What do you enjoy doing on your free time?
In my free time I enjoy getting to be a kid again while raising my 3-year-old daughter, spending time with my wife, brewing beer, and running.
What is the best professional advice you’ve ever received?
It is not something that someone specifically said to me but is a quote from the Greek statesman, Pericles: “What you leave behind is not what is engraved in monuments of stone, but what is woven into the lives of others.” This quote always reminds me that architecture should never be about the building itself, but rather should be about the experiences people have while engaged in the built environment.
What have you gained from working at Synthesis?
Not to be too on the nose, but the definition of “Synthesis” is “the combination of ideas to form a system” and I have found that to be the case. This office is a great combination of ideas and personalities that all come together to make a system that is much stronger together than any individual part would be alone. The energy that others at Synthesis bring to the office is contagious and never ceases to inspire me to do great work.

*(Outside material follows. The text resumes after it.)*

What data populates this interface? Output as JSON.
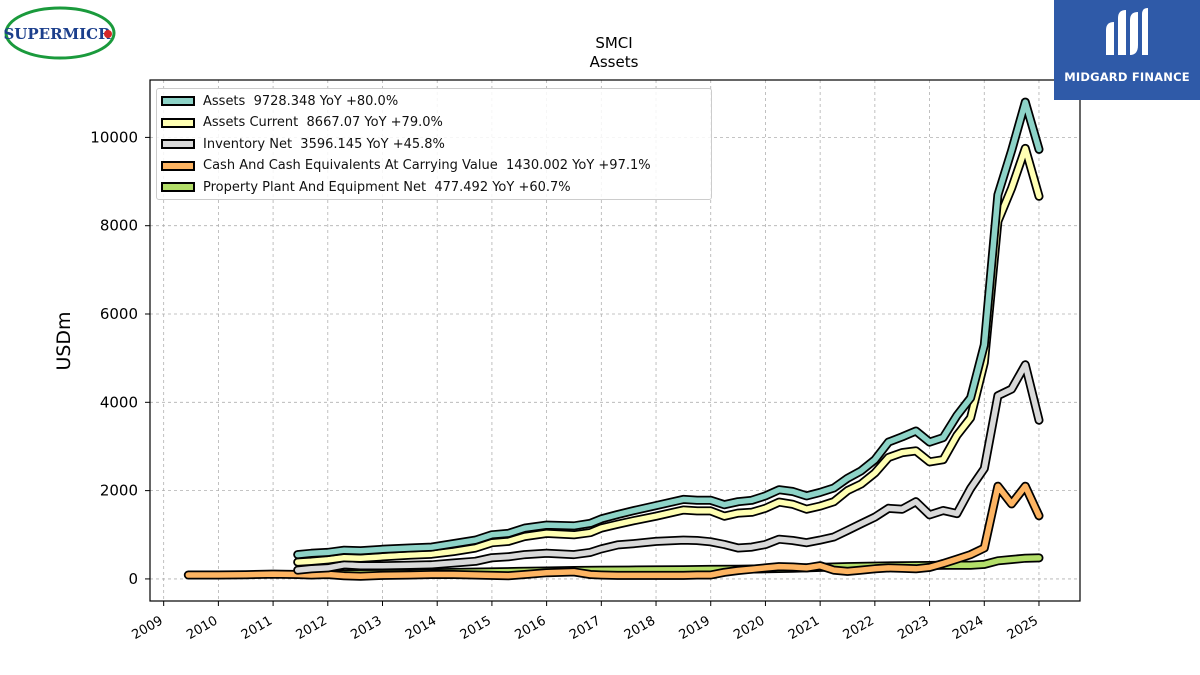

How do you define success?
For me success in our profession is when the end users of our projects enjoy and gain value from the environments we create. It’s walking into a classroom after a new school opens and seeing students learn in a day-lit classroom and having the acoustics working for the teacher and not against them. Or seeing families spending time together while using the facilities that we created at a State Park. These are the moments when I truly feel that I have succeeded as an Architect.